The UK's mobile phone firms are due to start cutting call charges today to abide by a ruling set by the Competition Commission. But whether this will have much effect on the total costs paid by mobile users is uncertain.
The cost of calling from one mobile network to another should fall from 24p to 19p a minute over the next three years, while landline-to-mobile calls are set to drop from 17p to 12p per minute. Mobile operator Orange today announced a series of price cuts on its wholesale charges.
But these are the prices paid by one operator to another; customers can pay as much as 60p per minute, with landline-to-mobile calls costing up to 40p per minute.
Vodafone reduced mobile-to-mobile call charges back in April from 50p to 30p per minute, a huge saving of 20p per minute, but rival Orange has refused to follow suit.
Under the Commission's proposals, prices for consumers should keep falling over the next three years. However, mobile operators, whose own costs will not drop, are not keen to comply with these terms.
"The regulator has no place in interfering in an already competitive market and we will continue to resist these changes," said Orange's Sarah Taylor.

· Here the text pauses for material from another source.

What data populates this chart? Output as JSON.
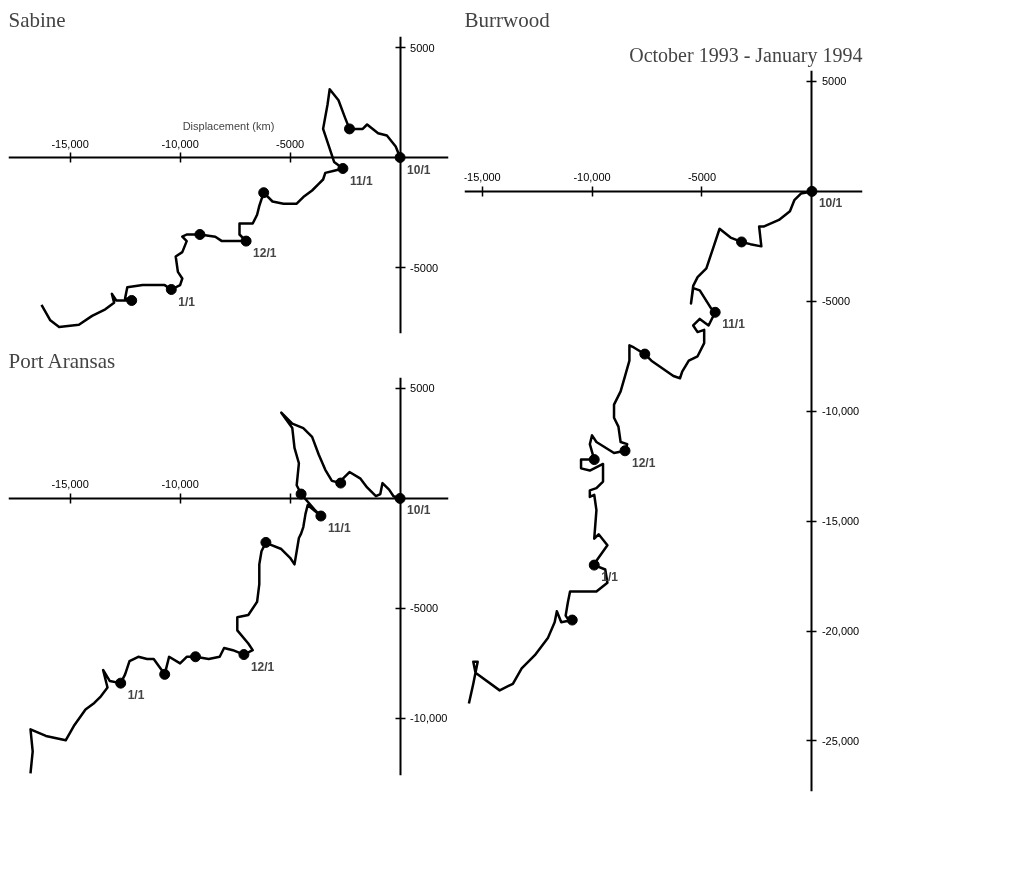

The worry for mobile users is that operators will look for other ways to recoup their lost revenues - perhaps by hiking prices for other service such as SMS and MMS or even by increasing handset prices.
"We aren't looking to raise the prices of MMS and SMS service [for instance] but we have already raised handset prices," said Anna Cloke, head of corporate communications at Vodafone. Cloke is sure that operators will find ways to make their money back, creating a balancing act whereby customer sacrifice cheaper handsets for cheaper calls.
BT, which was given the option to postpone the implementation of changes, will not be introducing any price reductions until October.